Dan Woodman
Earthdog
Listen Up! Music
I’ve never been a dog owner, but I’ve always loved songs about dogs, because they’re a safe space for macho rock stars to express unconditional love. Paul McCartney was worried Martha would forget him. Neil Young wore widow’s black for Old King. Randy Newman sang with heartbreaking sincerity about the “meanest dog in Alabam’.” Now I have another to add to the list: “The Dog Song,” by folksinger Dan Woodman, from Lebanon, Maine. Like every track on Woodman’s debut LP, Earthdog (released by Listen Up! Music, a Portland nonprofit that supports musicians with “intellectual uniqueness”), “The Dog Song” is a traditional folk arrangement, just three chords of acoustic strumming, with a dash of banjo and chirping harmonica.
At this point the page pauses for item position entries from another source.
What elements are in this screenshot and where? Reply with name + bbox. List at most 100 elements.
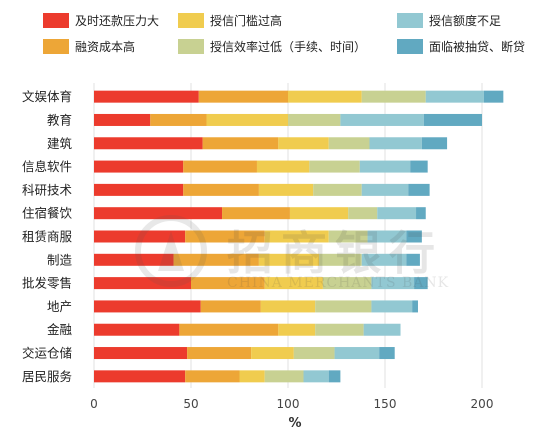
category-label: 教育 [47, 112, 72, 127]
bar-1-series-2 [206, 113, 288, 126]
bar-4-series-4 [361, 183, 409, 196]
category-label: 居民服务 [22, 369, 72, 384]
bar-9-series-4 [371, 300, 413, 313]
bar-8-series-2 [264, 277, 323, 290]
bar-10-series-0 [94, 323, 180, 336]
legend-label-threshold: 授信门槛过高 [210, 14, 283, 28]
bar-7-series-3 [319, 253, 362, 266]
bar-8-series-3 [322, 277, 372, 290]
bar-10-series-4 [363, 323, 401, 336]
bar-12-series-1 [185, 370, 240, 383]
legend-swatch-efficiency [178, 39, 204, 54]
x-tick-label: 100 [277, 397, 300, 411]
legend-label-repayment: 及时还款压力大 [75, 14, 160, 28]
category-label: 建筑 [47, 136, 73, 151]
bar-2-series-4 [369, 137, 422, 150]
bar-0-series-0 [94, 90, 199, 103]
bar-6-series-0 [94, 230, 186, 243]
bar-7-series-1 [173, 253, 259, 266]
category-label: 科研技术 [22, 182, 73, 197]
bar-9-series-5 [412, 300, 418, 313]
bar-10-series-1 [179, 323, 279, 336]
legend-label-limit: 授信额度不足 [429, 14, 502, 28]
legend-item-repayment: 及时还款压力大 [43, 12, 159, 29]
legend-label-withdrawal: 面临被抽贷、断贷 [429, 40, 526, 54]
bar-12-series-4 [303, 370, 329, 383]
bar-5-series-4 [377, 207, 417, 220]
bar-4-series-3 [313, 183, 362, 196]
legend-swatch-threshold [178, 13, 204, 28]
bar-9-series-1 [200, 300, 261, 313]
bar-3-series-0 [94, 160, 184, 173]
x-tick-label: 0 [90, 397, 98, 411]
category-label: 地产 [47, 299, 72, 314]
bar-0-series-2 [288, 90, 362, 103]
bar-5-series-1 [222, 207, 290, 220]
category-label: 交运仓储 [22, 346, 72, 361]
bar-11-series-4 [334, 347, 380, 360]
x-tick-label: 50 [183, 397, 198, 411]
legend-swatch-repayment [43, 13, 69, 28]
legend-item-efficiency: 授信效率过低（手续、时间） [178, 38, 366, 55]
bar-1-series-5 [423, 113, 482, 126]
bar-3-series-5 [410, 160, 428, 173]
bar-12-series-2 [239, 370, 265, 383]
bar-12-series-3 [264, 370, 304, 383]
bar-8-series-1 [191, 277, 265, 290]
bar-11-series-5 [379, 347, 395, 360]
bar-2-series-5 [421, 137, 448, 150]
bar-6-series-1 [185, 230, 265, 243]
bar-8-series-0 [94, 277, 191, 290]
bar-6-series-5 [406, 230, 422, 243]
x-axis-label: % [288, 416, 301, 431]
bar-6-series-4 [367, 230, 407, 243]
category-label: 金融 [47, 322, 73, 337]
bar-5-series-5 [416, 207, 426, 220]
bar-6-series-2 [264, 230, 329, 243]
bar-11-series-1 [187, 347, 252, 360]
legend-swatch-limit [397, 13, 423, 28]
bar-10-series-2 [278, 323, 316, 336]
bar-6-series-3 [328, 230, 368, 243]
legend-swatch-cost [43, 39, 69, 54]
category-label: 文娱体育 [22, 89, 72, 104]
bar-11-series-2 [251, 347, 294, 360]
bar-5-series-2 [289, 207, 349, 220]
bar-2-series-2 [278, 137, 329, 150]
x-tick-labels: 0 50 100 150 200 [90, 397, 493, 411]
bar-1-series-4 [340, 113, 424, 126]
category-label: 租赁商服 [22, 229, 73, 244]
bar-1-series-3 [288, 113, 341, 126]
category-label: 制造 [47, 252, 73, 267]
bar-10-series-3 [315, 323, 364, 336]
bar-9-series-2 [260, 300, 316, 313]
bar-8-series-5 [414, 277, 428, 290]
x-tick-label: 150 [374, 397, 397, 411]
bar-7-series-5 [406, 253, 420, 266]
bar-7-series-0 [94, 253, 174, 266]
bar-8-series-4 [371, 277, 415, 290]
bar-1-series-0 [94, 113, 151, 126]
bar-9-series-0 [94, 300, 201, 313]
bar-7-series-4 [361, 253, 407, 266]
category-label: 信息软件 [22, 159, 72, 174]
category-label: 批发零售 [22, 276, 72, 291]
legend-item-threshold: 授信门槛过高 [178, 12, 282, 29]
legend-item-limit: 授信额度不足 [397, 12, 501, 29]
bar-2-series-0 [94, 137, 203, 150]
legend-label-cost: 融资成本高 [75, 40, 136, 54]
bar-2-series-1 [202, 137, 279, 150]
bar-3-series-1 [183, 160, 257, 173]
bar-0-series-1 [198, 90, 288, 103]
x-tick-label: 200 [471, 397, 494, 411]
category-labels: 文娱体育教育建筑信息软件科研技术住宿餐饮租赁商服制造批发零售地产金融交运仓储居民… [22, 89, 73, 384]
bar-12-series-5 [328, 370, 341, 383]
bar-4-series-1 [183, 183, 259, 196]
bar-4-series-2 [258, 183, 314, 196]
legend-item-cost: 融资成本高 [43, 38, 135, 55]
bar-12-series-0 [94, 370, 186, 383]
bar-5-series-3 [348, 207, 378, 220]
bar-3-series-3 [309, 160, 360, 173]
category-label: 住宿餐饮 [22, 206, 73, 221]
It’s the ideal foundation for a disarmingly sincere ode to man’s best friend.
My ugly doofus dog / He is loyal to the end
You can keep your pedigree / All I’m wantin’ is a friend
He’s as hideous as me / I enjoy his company
My beloved ugly dumb and stinky dog
Delivered in Woodman’s earnest, friendly warble, this unvarnished tune really hits its mark. There’s more folksy wisdom peppered throughout Earthdog, from the farmer’s anthem “Salt of the Earth” to “Back to the Country,” in which a city dweller pines for home.
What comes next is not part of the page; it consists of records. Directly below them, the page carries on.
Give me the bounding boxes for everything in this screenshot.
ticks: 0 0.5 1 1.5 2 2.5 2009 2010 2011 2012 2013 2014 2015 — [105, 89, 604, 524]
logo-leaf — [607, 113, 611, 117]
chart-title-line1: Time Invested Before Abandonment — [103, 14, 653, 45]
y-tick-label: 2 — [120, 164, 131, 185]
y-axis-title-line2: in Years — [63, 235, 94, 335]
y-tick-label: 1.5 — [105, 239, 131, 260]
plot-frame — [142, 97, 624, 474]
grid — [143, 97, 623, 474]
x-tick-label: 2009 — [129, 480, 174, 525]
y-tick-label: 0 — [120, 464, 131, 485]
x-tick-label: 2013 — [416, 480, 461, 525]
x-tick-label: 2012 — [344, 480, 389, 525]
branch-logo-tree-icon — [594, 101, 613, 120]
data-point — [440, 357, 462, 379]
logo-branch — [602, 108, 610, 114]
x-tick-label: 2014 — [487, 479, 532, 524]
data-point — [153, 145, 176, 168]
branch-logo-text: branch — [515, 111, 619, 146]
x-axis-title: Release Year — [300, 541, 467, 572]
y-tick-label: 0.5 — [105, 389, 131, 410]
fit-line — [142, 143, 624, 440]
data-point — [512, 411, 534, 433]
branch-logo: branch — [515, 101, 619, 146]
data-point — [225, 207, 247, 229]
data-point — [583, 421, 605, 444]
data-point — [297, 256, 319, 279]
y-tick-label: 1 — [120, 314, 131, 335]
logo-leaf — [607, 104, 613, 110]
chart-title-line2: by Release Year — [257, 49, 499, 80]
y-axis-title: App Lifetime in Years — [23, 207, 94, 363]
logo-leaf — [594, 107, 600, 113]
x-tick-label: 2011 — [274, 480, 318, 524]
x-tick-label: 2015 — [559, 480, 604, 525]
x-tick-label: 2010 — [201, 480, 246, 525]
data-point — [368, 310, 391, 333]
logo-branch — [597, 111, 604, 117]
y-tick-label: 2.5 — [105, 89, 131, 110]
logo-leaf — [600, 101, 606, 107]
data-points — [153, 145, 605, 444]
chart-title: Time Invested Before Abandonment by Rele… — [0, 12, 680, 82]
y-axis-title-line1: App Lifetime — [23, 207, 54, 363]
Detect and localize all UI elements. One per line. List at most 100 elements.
Well, I tried to make it in the city
But there was something mean in the air
I was chasing someone else’s dream
And I wrongly thought that I would find it there
The album ends with Woodman’s most effective bit of storytelling, a dreamy, Dylan-esque ballad called “Jason and Leah” that follows a mortally ill autistic man in search of companionship. The songwriting manages to both normalize autism and dignify sex workers while telling a compellingly sad tale. Woodman approaches all his subjects the way he treated that dumb, mangy dog: with empathy and love. That’s a lesson we should all relearn.